Derived functor of a derived functor

Given $F$ is a covariant additive functor from left R-module to a left S-module, show that

$\mathscr{L}_n(\mathscr{L_m}(F))=0$ if $m>0$ (where $\mathscr{L}$ refers to the derived functor).

I am trying to show this from induction, but I can't think of a projective resolution for $\mathscr{L}(F(B))$.

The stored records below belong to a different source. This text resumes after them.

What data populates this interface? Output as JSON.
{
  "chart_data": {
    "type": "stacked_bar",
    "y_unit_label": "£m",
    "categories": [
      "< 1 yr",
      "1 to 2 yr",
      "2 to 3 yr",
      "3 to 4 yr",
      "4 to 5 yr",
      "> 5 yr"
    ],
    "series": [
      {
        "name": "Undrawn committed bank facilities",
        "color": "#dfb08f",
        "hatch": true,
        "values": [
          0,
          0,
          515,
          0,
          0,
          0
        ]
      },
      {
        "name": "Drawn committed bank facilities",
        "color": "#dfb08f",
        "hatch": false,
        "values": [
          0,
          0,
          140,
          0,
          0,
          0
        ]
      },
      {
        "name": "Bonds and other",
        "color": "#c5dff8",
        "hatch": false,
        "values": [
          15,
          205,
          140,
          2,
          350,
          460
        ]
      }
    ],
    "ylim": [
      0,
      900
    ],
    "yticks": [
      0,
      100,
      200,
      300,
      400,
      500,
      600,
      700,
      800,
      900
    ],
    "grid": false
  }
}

Given a projective resolution of $B$

$$P_n \to \ldots \to P_1 \to P_0 \to B \to 0$$ we get the n-th derived functor by taking the homology of

$$F(P_n) \to \ldots \to F(P_1) \to F(P_0) \to 0$$

I am now wondering - how do I form a projective resolution for $\mathscr{L}_m F(B)$?

The problem I can see is that $\mathscr{L}_0 F(B)$ is only right exact and $\mathscr{L}_n F$ is half exact.

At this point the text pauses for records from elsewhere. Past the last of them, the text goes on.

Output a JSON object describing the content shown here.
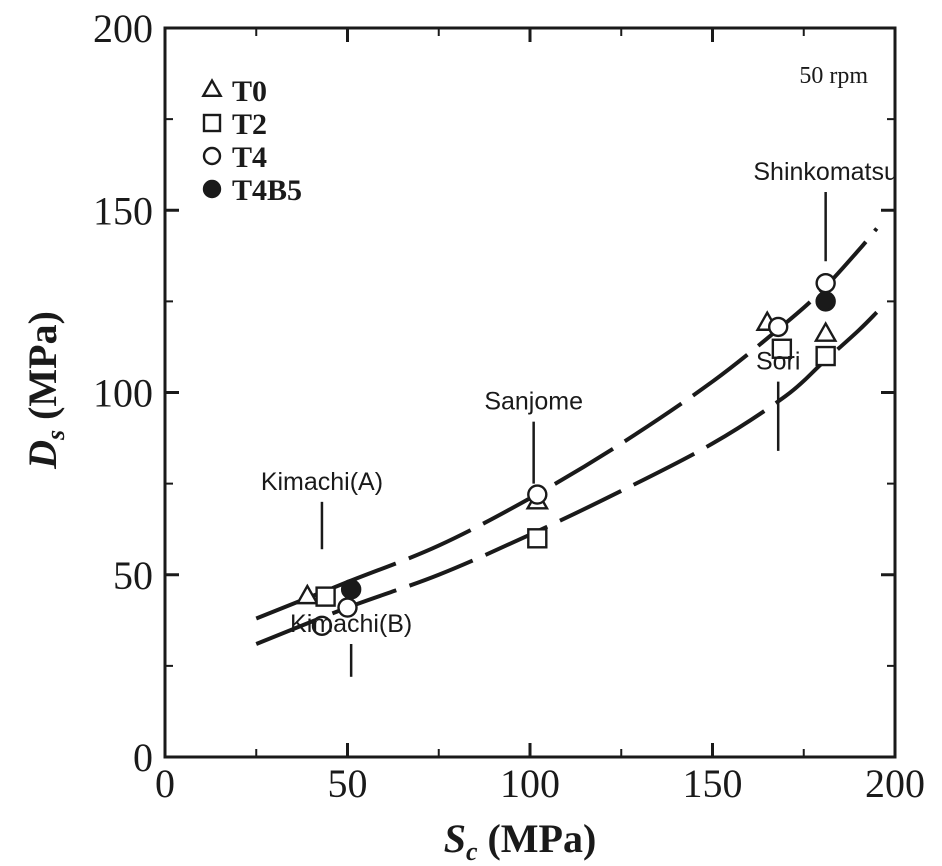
{
  "chart_data": {
    "type": "scatter",
    "title": "",
    "xlabel_main": "S",
    "xlabel_sub": "c",
    "xlabel_unit": "(MPa)",
    "ylabel_main": "D",
    "ylabel_sub": "s",
    "ylabel_unit": "(MPa)",
    "xlim": [
      0,
      200
    ],
    "ylim": [
      0,
      200
    ],
    "xticks": [
      "0",
      "50",
      "100",
      "150",
      "200"
    ],
    "yticks": [
      "0",
      "50",
      "100",
      "150",
      "200"
    ],
    "grid": false,
    "legend_position": "top-left",
    "condition_label": "50 rpm",
    "series": [
      {
        "name": "T0",
        "marker": "open-triangle",
        "points": [
          [
            39,
            44
          ],
          [
            102,
            70
          ],
          [
            165,
            119
          ],
          [
            181,
            116
          ]
        ]
      },
      {
        "name": "T2",
        "marker": "open-square",
        "points": [
          [
            44,
            44
          ],
          [
            102,
            60
          ],
          [
            169,
            112
          ],
          [
            181,
            110
          ]
        ]
      },
      {
        "name": "T4",
        "marker": "open-circle",
        "points": [
          [
            43,
            36
          ],
          [
            50,
            41
          ],
          [
            102,
            72
          ],
          [
            168,
            118
          ],
          [
            181,
            130
          ]
        ]
      },
      {
        "name": "T4B5",
        "marker": "filled-circle",
        "points": [
          [
            51,
            46
          ],
          [
            181,
            125
          ]
        ]
      }
    ],
    "curves": [
      {
        "style": "long-dash",
        "points": [
          [
            25,
            38
          ],
          [
            50,
            48
          ],
          [
            75,
            58
          ],
          [
            100,
            71
          ],
          [
            125,
            86
          ],
          [
            150,
            103
          ],
          [
            170,
            119
          ],
          [
            180,
            128
          ],
          [
            190,
            139
          ],
          [
            195,
            145
          ]
        ]
      },
      {
        "style": "long-dash",
        "points": [
          [
            25,
            31
          ],
          [
            50,
            41
          ],
          [
            75,
            50
          ],
          [
            100,
            61
          ],
          [
            125,
            73
          ],
          [
            150,
            86
          ],
          [
            170,
            99
          ],
          [
            180,
            108
          ],
          [
            190,
            117
          ],
          [
            195,
            122
          ]
        ]
      }
    ],
    "annotations": [
      {
        "text": "Kimachi(A)",
        "leader_from": [
          43,
          70
        ],
        "leader_to": [
          43,
          57
        ]
      },
      {
        "text": "Kimachi(B)",
        "leader_from": [
          51,
          31
        ],
        "leader_to": [
          51,
          22
        ]
      },
      {
        "text": "Sanjome",
        "leader_from": [
          101,
          92
        ],
        "leader_to": [
          101,
          75
        ]
      },
      {
        "text": "Shinkomatsu",
        "leader_from": [
          181,
          155
        ],
        "leader_to": [
          181,
          136
        ]
      },
      {
        "text": "Sori",
        "leader_from": [
          168,
          103
        ],
        "leader_to": [
          168,
          84
        ]
      }
    ]
  }
}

(I think I should set this up as an induction of $n$).

Any hints? (On how to form the projective resolution)?

Solution 1:

The statement can be made more precise:

$$ L_n L_m F = \begin{cases} L_nF, & \text{if } m = 0, \\0, & \text{if }m \gt 0. \end{cases}$$

The point is that $L_mF$ is (co-)effaceable for $m \gt 0$, that is $L_mF(P) = 0$ for all projective $P$. See my answer here for some background on that.

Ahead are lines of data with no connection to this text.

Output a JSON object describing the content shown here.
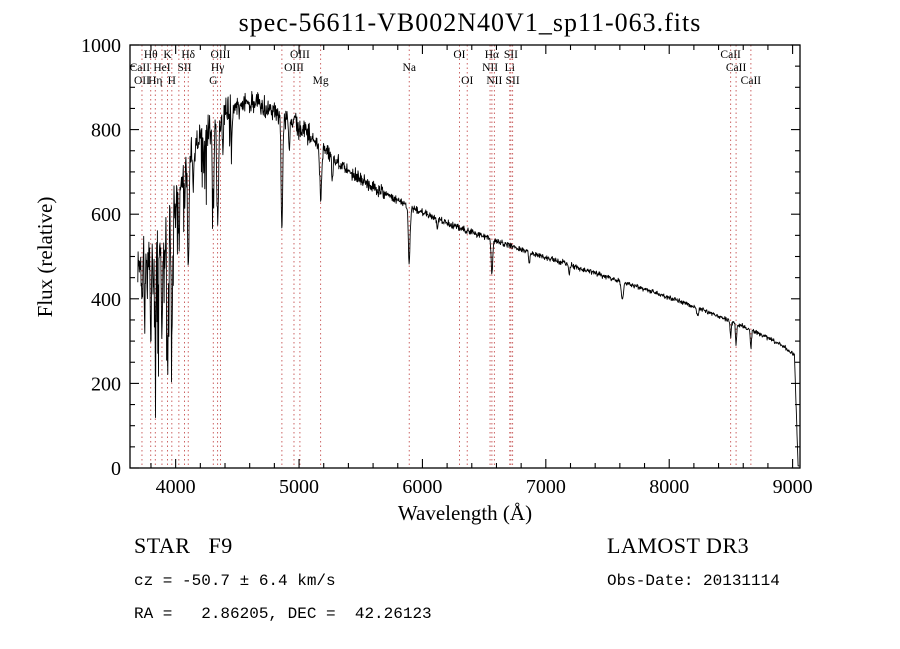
{
  "title": "spec-56611-VB002N40V1_sp11-063.fits",
  "chart_data": {
    "type": "line",
    "title": "spec-56611-VB002N40V1_sp11-063.fits",
    "xlabel": "Wavelength (Å)",
    "ylabel": "Flux (relative)",
    "xlim": [
      3630,
      9060
    ],
    "ylim": [
      0,
      1000
    ],
    "x_ticks": [
      4000,
      5000,
      6000,
      7000,
      8000,
      9000
    ],
    "x_minor_step": 200,
    "y_ticks": [
      0,
      200,
      400,
      600,
      800,
      1000
    ],
    "y_minor_step": 50,
    "grid": false,
    "legend": "none",
    "line_color": "#000000",
    "marker_color": "#c04040",
    "label_color": "#1a1a1a",
    "continuum": [
      [
        3693,
        480
      ],
      [
        3730,
        500
      ],
      [
        3780,
        520
      ],
      [
        3830,
        540
      ],
      [
        3880,
        560
      ],
      [
        3930,
        580
      ],
      [
        3980,
        620
      ],
      [
        4040,
        680
      ],
      [
        4100,
        720
      ],
      [
        4160,
        760
      ],
      [
        4240,
        790
      ],
      [
        4320,
        815
      ],
      [
        4400,
        835
      ],
      [
        4480,
        850
      ],
      [
        4560,
        860
      ],
      [
        4640,
        865
      ],
      [
        4720,
        858
      ],
      [
        4800,
        845
      ],
      [
        4880,
        832
      ],
      [
        4960,
        815
      ],
      [
        5040,
        795
      ],
      [
        5120,
        775
      ],
      [
        5200,
        755
      ],
      [
        5300,
        730
      ],
      [
        5400,
        705
      ],
      [
        5500,
        685
      ],
      [
        5600,
        665
      ],
      [
        5700,
        648
      ],
      [
        5800,
        632
      ],
      [
        5900,
        618
      ],
      [
        6000,
        605
      ],
      [
        6100,
        592
      ],
      [
        6200,
        580
      ],
      [
        6300,
        568
      ],
      [
        6400,
        557
      ],
      [
        6500,
        547
      ],
      [
        6600,
        536
      ],
      [
        6700,
        527
      ],
      [
        6800,
        517
      ],
      [
        6900,
        508
      ],
      [
        7000,
        498
      ],
      [
        7150,
        485
      ],
      [
        7300,
        470
      ],
      [
        7450,
        456
      ],
      [
        7600,
        442
      ],
      [
        7750,
        428
      ],
      [
        7900,
        413
      ],
      [
        8050,
        398
      ],
      [
        8200,
        382
      ],
      [
        8350,
        365
      ],
      [
        8500,
        347
      ],
      [
        8650,
        328
      ],
      [
        8800,
        308
      ],
      [
        8900,
        292
      ],
      [
        9000,
        272
      ],
      [
        9060,
        262
      ]
    ],
    "absorption_lines": [
      [
        3727,
        90,
        4
      ],
      [
        3750,
        120,
        4
      ],
      [
        3770,
        100,
        4
      ],
      [
        3798,
        220,
        5
      ],
      [
        3820,
        130,
        4
      ],
      [
        3835,
        230,
        5
      ],
      [
        3860,
        140,
        4
      ],
      [
        3889,
        260,
        6
      ],
      [
        3912,
        120,
        4
      ],
      [
        3934,
        330,
        6
      ],
      [
        3969,
        300,
        6
      ],
      [
        4026,
        120,
        5
      ],
      [
        4072,
        100,
        4
      ],
      [
        4102,
        230,
        6
      ],
      [
        4144,
        80,
        5
      ],
      [
        4227,
        70,
        4
      ],
      [
        4305,
        170,
        7
      ],
      [
        4340,
        250,
        7
      ],
      [
        4383,
        90,
        5
      ],
      [
        4455,
        60,
        5
      ],
      [
        4861,
        260,
        7
      ],
      [
        4920,
        60,
        5
      ],
      [
        5175,
        115,
        8
      ],
      [
        5270,
        50,
        6
      ],
      [
        5893,
        135,
        7
      ],
      [
        6122,
        25,
        5
      ],
      [
        6563,
        85,
        6
      ],
      [
        6867,
        30,
        5
      ],
      [
        7190,
        20,
        6
      ],
      [
        7620,
        40,
        9
      ],
      [
        8230,
        20,
        6
      ],
      [
        8498,
        35,
        5
      ],
      [
        8542,
        50,
        5
      ],
      [
        8662,
        45,
        5
      ]
    ],
    "noise_regions": [
      [
        3630,
        4000,
        65
      ],
      [
        4000,
        4450,
        50
      ],
      [
        4450,
        5100,
        32
      ],
      [
        5100,
        5700,
        20
      ],
      [
        5700,
        6500,
        11
      ],
      [
        6500,
        7500,
        8
      ],
      [
        7500,
        9100,
        7
      ]
    ],
    "spikes": [
      [
        3695,
        3995,
        0.18,
        260
      ],
      [
        3995,
        4460,
        0.08,
        150
      ]
    ],
    "noise_seed": 1337,
    "sample_start": 3693,
    "sample_end": 9055,
    "sample_step": 3,
    "cutoff": [
      9015,
      9045
    ],
    "lines": [
      3727,
      3798,
      3835,
      3889,
      3934,
      3969,
      4026,
      4072,
      4102,
      4305,
      4340,
      4363,
      4861,
      4959,
      5007,
      5175,
      5893,
      6300,
      6363,
      6548,
      6563,
      6583,
      6708,
      6717,
      6731,
      8498,
      8542,
      8662
    ],
    "line_labels": [
      {
        "wl": 3798,
        "row": 1,
        "text": "Hθ"
      },
      {
        "wl": 3934,
        "row": 1,
        "text": "K"
      },
      {
        "wl": 4102,
        "row": 1,
        "text": "Hδ"
      },
      {
        "wl": 4363,
        "row": 1,
        "text": "OIII"
      },
      {
        "wl": 5007,
        "row": 1,
        "text": "OIII"
      },
      {
        "wl": 6300,
        "row": 1,
        "text": "OI"
      },
      {
        "wl": 6563,
        "row": 1,
        "text": "Hα"
      },
      {
        "wl": 6717,
        "row": 1,
        "text": "SII"
      },
      {
        "wl": 8498,
        "row": 1,
        "text": "CaII"
      },
      {
        "wl": 3710,
        "row": 2,
        "text": "CaII"
      },
      {
        "wl": 3889,
        "row": 2,
        "text": "HeI"
      },
      {
        "wl": 4072,
        "row": 2,
        "text": "SII"
      },
      {
        "wl": 4340,
        "row": 2,
        "text": "Hγ"
      },
      {
        "wl": 4959,
        "row": 2,
        "text": "OIII"
      },
      {
        "wl": 5893,
        "row": 2,
        "text": "Na"
      },
      {
        "wl": 6548,
        "row": 2,
        "text": "NII"
      },
      {
        "wl": 6708,
        "row": 2,
        "text": "Li"
      },
      {
        "wl": 8542,
        "row": 2,
        "text": "CaII"
      },
      {
        "wl": 3727,
        "row": 3,
        "text": "OII"
      },
      {
        "wl": 3835,
        "row": 3,
        "text": "Hη"
      },
      {
        "wl": 3969,
        "row": 3,
        "text": "H"
      },
      {
        "wl": 4305,
        "row": 3,
        "text": "G"
      },
      {
        "wl": 5175,
        "row": 3,
        "text": "Mg"
      },
      {
        "wl": 6363,
        "row": 3,
        "text": "OI"
      },
      {
        "wl": 6583,
        "row": 3,
        "text": "NII"
      },
      {
        "wl": 6731,
        "row": 3,
        "text": "SII"
      },
      {
        "wl": 8662,
        "row": 3,
        "text": "CaII"
      }
    ]
  },
  "annotations": {
    "class_label": "STAR   F9",
    "survey": "LAMOST DR3",
    "cz": "cz = -50.7 ± 6.4 km/s",
    "obs_date": "Obs-Date: 20131114",
    "coords": "RA =   2.86205, DEC =  42.26123"
  }
}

First of all, it is easy to see that $L_nL_0F \cong L_nF$ by using universality. If $P_{\bullet} \twoheadrightarrow B$ is a projective resolution of $B$ then $L_{n}L_mF(B) = H_{n}(L_mF(P_{\bullet}))$. However, as $P_{n}$ is projective, we have $L_mF(P_n) = 0$ for $m \gt 0$ and hence $L_{n}L_mF(B) = 0$.